Date: 2004-04-20 06:24 pm (UTC)
From: [identity profile] shangchi.livejournal.com
I have a friend named Rick who is a quadrapalegic. He can't talk, can't move by himself, can't feed himself, can't dress himself, can't wipe his own ass. His head is the only part of his body he can move.

He's been this way since birth.

For a long time, before computers became advanced enough, he would talk using a board with letters and words (that he designed himself), and a pointer attached to his forehead using a welder's helmet suspension band. I became quite good at talking with him by anticipating what he was trying to say using his board, and by interpreting his grunts.

If we wanted to go see a movie, I would have to feed him popcorn, and wipe his mouth when he drooled. If he had to go to the bathroom, I would have to assist him in his bodily functions.

He now has a computer mounted to his wheelchair that speaks for him. He still uses the pointer attached to his forehead since he has no other way to trigger the keys on his computerized "board".

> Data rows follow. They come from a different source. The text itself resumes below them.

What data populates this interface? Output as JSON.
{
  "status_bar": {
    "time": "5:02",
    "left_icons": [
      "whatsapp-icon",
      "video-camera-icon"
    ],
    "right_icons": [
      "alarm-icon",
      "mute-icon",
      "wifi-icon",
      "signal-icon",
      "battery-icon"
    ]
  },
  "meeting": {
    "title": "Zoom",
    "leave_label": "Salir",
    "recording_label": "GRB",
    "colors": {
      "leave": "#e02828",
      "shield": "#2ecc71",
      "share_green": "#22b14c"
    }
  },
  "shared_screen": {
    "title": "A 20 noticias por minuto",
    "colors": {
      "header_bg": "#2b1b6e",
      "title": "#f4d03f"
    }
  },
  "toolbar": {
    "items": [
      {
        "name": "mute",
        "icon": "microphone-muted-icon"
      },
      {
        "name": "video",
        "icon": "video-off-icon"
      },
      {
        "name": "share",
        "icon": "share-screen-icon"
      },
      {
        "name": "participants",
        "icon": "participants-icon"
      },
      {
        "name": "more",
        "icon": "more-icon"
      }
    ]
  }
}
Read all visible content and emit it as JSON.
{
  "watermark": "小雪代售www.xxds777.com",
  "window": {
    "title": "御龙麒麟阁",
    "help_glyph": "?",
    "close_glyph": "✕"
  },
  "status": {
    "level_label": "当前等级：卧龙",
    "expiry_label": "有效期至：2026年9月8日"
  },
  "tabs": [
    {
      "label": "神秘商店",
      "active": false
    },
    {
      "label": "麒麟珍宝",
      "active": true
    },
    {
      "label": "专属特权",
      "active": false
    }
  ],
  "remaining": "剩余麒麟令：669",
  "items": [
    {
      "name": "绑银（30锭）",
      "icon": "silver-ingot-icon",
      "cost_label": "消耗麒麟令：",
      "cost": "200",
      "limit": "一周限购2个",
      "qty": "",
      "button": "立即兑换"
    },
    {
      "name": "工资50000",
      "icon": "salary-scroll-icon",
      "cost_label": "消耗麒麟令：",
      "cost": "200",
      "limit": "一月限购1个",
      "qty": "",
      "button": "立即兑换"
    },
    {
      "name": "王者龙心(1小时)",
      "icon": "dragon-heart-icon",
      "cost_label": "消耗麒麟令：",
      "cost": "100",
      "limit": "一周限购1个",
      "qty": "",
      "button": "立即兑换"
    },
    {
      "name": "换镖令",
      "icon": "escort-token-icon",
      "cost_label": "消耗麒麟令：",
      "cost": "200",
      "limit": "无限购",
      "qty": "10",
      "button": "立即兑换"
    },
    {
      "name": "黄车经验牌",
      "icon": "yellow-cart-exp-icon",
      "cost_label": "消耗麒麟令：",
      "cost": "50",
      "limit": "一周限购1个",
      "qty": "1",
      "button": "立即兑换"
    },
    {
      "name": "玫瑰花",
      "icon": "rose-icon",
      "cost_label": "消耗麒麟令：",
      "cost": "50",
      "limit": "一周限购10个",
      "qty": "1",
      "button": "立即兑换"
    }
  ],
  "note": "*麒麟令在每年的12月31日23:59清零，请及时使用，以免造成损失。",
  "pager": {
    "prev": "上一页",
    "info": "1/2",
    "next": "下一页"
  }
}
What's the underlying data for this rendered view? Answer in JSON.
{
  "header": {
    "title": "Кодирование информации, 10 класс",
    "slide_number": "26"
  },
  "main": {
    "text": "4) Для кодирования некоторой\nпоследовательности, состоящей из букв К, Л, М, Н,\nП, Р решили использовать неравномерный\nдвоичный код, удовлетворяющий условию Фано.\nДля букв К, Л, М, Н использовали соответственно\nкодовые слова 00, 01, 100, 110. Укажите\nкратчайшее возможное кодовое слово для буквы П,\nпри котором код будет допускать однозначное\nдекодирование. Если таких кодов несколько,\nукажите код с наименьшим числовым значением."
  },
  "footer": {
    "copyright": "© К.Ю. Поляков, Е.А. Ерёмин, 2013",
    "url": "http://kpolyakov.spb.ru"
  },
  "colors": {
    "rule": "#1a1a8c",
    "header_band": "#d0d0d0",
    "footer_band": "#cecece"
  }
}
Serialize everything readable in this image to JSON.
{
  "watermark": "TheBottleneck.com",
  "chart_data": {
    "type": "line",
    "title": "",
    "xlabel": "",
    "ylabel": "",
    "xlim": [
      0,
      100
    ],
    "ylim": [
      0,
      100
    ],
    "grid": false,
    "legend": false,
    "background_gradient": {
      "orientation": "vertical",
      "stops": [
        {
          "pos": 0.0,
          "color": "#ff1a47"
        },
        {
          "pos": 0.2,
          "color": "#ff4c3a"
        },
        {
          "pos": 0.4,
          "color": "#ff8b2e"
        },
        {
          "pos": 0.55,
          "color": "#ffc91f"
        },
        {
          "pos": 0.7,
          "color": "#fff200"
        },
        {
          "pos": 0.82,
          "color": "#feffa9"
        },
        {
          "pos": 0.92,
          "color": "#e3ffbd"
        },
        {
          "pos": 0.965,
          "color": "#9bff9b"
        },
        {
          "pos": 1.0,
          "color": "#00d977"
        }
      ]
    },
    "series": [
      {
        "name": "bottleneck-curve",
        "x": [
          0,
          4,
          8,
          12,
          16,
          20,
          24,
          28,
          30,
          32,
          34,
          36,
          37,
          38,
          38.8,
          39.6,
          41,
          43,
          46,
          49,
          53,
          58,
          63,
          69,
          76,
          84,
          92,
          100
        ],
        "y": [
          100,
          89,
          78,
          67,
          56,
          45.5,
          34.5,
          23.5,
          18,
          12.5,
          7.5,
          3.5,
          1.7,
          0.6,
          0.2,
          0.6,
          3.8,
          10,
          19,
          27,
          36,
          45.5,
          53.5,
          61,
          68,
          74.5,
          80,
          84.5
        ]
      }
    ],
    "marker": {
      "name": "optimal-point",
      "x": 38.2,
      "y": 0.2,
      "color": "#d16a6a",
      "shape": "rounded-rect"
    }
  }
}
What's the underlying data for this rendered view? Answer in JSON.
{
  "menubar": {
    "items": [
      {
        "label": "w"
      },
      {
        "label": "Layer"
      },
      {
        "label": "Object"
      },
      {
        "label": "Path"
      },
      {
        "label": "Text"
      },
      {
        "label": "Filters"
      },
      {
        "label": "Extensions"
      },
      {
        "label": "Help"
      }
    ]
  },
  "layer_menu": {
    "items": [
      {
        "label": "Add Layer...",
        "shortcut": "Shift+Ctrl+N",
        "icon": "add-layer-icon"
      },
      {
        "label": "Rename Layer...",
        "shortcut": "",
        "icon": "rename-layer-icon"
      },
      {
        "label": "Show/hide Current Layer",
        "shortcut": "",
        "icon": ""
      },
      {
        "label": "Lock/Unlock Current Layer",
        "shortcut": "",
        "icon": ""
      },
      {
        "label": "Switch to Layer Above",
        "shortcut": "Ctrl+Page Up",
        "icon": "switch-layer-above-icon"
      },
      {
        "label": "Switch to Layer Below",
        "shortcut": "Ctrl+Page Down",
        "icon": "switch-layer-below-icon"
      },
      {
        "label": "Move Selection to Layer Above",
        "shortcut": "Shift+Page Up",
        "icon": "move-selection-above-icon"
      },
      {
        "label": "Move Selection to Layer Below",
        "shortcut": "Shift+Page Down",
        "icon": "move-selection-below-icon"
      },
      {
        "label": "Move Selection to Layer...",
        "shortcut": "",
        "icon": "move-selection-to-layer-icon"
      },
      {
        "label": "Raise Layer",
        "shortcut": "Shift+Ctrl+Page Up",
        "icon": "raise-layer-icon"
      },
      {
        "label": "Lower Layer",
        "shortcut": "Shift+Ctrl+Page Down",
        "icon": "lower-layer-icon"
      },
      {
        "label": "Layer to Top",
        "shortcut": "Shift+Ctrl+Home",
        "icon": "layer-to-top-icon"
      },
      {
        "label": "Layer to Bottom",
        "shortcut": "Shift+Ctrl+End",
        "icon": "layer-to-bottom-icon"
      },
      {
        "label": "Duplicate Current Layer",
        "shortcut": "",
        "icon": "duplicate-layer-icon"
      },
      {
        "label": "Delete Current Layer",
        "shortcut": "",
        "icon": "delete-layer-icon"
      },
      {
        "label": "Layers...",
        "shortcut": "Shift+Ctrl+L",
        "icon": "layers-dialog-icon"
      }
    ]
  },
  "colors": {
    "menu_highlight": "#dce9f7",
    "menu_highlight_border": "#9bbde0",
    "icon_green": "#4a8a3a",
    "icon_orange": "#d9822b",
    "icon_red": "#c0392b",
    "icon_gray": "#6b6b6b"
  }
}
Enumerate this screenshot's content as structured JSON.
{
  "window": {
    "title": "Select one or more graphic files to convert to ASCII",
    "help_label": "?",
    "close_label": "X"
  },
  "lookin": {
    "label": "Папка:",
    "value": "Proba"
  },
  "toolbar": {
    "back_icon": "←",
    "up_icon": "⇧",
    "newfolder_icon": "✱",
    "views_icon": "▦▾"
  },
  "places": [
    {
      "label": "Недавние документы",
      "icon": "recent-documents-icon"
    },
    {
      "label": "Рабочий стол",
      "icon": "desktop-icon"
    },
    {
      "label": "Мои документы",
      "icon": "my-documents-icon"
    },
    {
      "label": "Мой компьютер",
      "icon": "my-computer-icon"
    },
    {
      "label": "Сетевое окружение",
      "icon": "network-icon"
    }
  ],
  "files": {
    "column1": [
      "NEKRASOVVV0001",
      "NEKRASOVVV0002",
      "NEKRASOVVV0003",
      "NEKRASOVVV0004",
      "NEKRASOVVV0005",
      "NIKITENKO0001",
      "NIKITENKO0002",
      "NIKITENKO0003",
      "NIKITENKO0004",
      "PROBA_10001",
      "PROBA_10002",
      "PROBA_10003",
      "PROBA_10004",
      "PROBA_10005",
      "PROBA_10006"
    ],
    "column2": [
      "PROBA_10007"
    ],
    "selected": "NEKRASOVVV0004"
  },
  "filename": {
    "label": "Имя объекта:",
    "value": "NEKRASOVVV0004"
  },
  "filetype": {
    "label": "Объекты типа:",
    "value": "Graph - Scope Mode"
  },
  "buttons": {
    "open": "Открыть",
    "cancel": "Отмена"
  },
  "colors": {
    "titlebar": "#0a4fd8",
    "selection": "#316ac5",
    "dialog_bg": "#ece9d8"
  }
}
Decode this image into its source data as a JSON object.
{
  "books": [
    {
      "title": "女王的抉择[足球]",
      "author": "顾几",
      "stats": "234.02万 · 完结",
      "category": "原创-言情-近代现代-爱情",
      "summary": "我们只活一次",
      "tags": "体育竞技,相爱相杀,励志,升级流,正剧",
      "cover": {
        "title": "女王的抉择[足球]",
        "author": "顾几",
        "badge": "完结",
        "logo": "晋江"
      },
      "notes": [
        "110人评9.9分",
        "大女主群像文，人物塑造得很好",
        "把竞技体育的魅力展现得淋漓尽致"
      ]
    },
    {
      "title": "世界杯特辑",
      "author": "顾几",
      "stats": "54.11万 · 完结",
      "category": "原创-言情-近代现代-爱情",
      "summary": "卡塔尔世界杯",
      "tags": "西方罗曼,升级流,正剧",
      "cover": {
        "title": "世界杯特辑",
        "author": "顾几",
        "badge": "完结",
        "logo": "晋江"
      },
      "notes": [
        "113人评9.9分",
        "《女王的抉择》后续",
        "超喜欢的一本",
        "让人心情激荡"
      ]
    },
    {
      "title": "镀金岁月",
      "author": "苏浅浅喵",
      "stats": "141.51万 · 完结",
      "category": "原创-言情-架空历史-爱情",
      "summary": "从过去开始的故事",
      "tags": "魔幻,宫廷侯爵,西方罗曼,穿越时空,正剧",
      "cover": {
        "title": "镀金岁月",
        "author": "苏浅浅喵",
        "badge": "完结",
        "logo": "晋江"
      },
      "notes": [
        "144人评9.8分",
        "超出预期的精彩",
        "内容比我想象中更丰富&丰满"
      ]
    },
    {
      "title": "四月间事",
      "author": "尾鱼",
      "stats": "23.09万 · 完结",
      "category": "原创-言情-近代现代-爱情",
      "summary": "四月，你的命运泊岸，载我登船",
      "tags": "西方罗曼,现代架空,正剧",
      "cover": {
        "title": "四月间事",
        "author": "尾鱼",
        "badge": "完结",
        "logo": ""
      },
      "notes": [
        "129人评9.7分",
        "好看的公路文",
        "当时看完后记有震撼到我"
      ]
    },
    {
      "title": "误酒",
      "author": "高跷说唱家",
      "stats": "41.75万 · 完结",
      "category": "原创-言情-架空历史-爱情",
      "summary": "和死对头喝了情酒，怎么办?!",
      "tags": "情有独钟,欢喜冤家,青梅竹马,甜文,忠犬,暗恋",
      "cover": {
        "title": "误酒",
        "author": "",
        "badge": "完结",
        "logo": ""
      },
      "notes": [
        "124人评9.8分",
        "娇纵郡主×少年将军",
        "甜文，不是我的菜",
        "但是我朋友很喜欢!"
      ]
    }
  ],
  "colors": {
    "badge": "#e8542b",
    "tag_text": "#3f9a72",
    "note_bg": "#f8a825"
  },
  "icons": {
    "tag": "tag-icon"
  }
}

In this way, using computers, each word painstakingly typed one letter at a time, he has written several books. He corresponds regularly with people in prisons, and he gives prepaired lectures using his portable talking computer. He has traveled to Russia, China and other parts of the world.

He also does paintings describing his beliefs and faith using that same pointer device attached to his forehead.

He's one of the most emotionally stable persons I've ever met. I've even found myself dumping my problems on him and listening to his advice and encouragement.

There's a lot more I could say about this man. Whenever friends of mine would feel depressed or sorry for themselves, I would take them to visit Rick, just so they could see how good they have it. It's amazing how we forget how lucky we are to be able to feed our own faces and wipe our own asses.

All this is to say one thing: That, ultimately, how easy or difficult our lives are is entirely dependent on our attitude; whether we will allow our external circumstances to determine the nature and quality of our lives, or whether we will determine who and what we are internally.

I'm not saying that I have the kind of strength to be the kind of man Rick is. I think if I fould myself in his condition, it would probably kill me, but I'd like to think I would remember him and the things he has accomplished without the use of his hands, and I would try my best to continue living a productive life. Meeting him has caused me to try my best anyway. I'm not sure I can measure up to him, even with the full use of my limbs and the ability to speak.

It's people like Rick that remind me that, ultimately, there are no spoons.

Date: 2004-04-21 12:06 am (UTC)
From: [identity profile] griffen.livejournal.com
*hugs* Thank you for pointing at that.

And remember that mental illness can be just as difficult to deal with, and depression is a mental illness.